La novela deja una sensación de fatalidad, como si el conocimiento no bastara para cambiar las cosas. ¿Aún hay margen para resistir en un mundo hiperconectado?

-La sensación de fatalidad es, o hubiera querido que fuera, en relación con el pasado. A la dificultad de reconstruir el pasado. Entiendo que es difícil de asumir porque, para poder transitar un duelo, se necesita acceder a ciertas formas de la verdad, aunque sean formas parciales, y en el caso del pasado reciente argentino muchas veces esos fragmentos de verdad siguen sin aparecer, sin poder ordenarse en un relato coherente.
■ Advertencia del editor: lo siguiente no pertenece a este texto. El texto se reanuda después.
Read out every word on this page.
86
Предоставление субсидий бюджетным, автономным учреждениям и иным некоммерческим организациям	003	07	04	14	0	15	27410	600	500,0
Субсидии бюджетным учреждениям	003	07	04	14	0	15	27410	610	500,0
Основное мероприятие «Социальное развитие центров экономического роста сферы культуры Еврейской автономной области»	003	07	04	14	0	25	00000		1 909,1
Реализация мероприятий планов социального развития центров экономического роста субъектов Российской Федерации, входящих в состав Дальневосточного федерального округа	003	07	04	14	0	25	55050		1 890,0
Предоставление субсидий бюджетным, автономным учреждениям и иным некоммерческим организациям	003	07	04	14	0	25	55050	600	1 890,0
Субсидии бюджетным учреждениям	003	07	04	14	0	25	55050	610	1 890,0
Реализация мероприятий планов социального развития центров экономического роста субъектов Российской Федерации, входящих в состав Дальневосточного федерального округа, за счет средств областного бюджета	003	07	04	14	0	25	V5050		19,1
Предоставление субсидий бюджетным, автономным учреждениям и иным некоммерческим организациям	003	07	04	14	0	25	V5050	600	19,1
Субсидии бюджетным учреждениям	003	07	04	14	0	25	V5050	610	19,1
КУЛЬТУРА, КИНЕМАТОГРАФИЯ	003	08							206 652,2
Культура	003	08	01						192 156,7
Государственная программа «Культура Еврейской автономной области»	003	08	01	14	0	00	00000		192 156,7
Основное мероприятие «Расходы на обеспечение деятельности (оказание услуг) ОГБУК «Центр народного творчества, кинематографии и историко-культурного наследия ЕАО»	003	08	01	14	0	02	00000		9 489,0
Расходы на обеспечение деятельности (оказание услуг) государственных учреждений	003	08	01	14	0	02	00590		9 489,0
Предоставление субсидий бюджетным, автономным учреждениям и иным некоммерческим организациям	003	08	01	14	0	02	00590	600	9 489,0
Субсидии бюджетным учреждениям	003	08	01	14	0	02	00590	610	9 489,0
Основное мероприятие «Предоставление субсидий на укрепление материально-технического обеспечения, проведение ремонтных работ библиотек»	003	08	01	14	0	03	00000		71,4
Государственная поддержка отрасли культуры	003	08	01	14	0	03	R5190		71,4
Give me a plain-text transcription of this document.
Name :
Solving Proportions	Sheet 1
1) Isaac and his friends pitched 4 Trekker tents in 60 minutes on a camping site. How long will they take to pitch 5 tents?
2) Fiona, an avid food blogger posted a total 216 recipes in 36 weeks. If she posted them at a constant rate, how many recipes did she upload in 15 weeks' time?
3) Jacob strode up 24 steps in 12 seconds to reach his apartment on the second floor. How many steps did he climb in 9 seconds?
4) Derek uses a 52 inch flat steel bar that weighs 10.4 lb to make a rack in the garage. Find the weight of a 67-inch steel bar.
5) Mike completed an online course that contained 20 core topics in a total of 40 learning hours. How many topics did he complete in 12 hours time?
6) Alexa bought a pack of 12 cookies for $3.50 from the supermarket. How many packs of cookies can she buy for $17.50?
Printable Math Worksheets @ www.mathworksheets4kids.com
Mi posición sobre el futuro es, en cambio, menos fatalista. Vivimos una época oscura donde parece necesario volver a discutir lo básico, pero eso no quiere decir que debamos resignarnos a la derrota. Nunca como en este momento la relación social que llamamos capital se mostró más incapaz de cumplir sus propias promesas de modernidad y desarrollo. Lo único que nos ofrecen es un futuro “para pocos”, para millonarios, para emprendedores exitosos. Alguien dijo que el futuro ya existe, pero está desigualmente distribuido. La única cosa que se me ocurre que podemos hacer para romper con esas asimetrías y generar un futuro para las grandes mayorías está en la acción política. La única condición que pondría es que la acción política que necesitamos no es una acción melancólica de apego al pasado, sino un horizonte futurista de interés por lo que todavía no conocemos y que puede presentarse como una ruptura radical con las condiciones de vida actuales.

Materiales para una pesadilla se inscribe en una tradición de la narrativa argentina que, sin renunciar al afán de justicia histórica, se abre hacia fórmulas experimentales y construye puentes con el terreno de la especulación.

 

El resultado es una novela inquietante, formalmente arriesgada y conceptualmente potente, que desafía la pasividad del lector y lo interpela a reconstruir, como Keiner, los fragmentos dispersos de una historia que, aunque refiera al pasado, sigue operando en el presente. No se trata, entonces, de que la literatura ofrezca respuestas cerradas ni se ocupe de construir una tesis sobre el poder. La apuesta es otra: la de explorar las formas en que los mecanismos de control se reconfiguran y sobreviven en nuevos dispositivos, disfrazados de modernidad y progreso.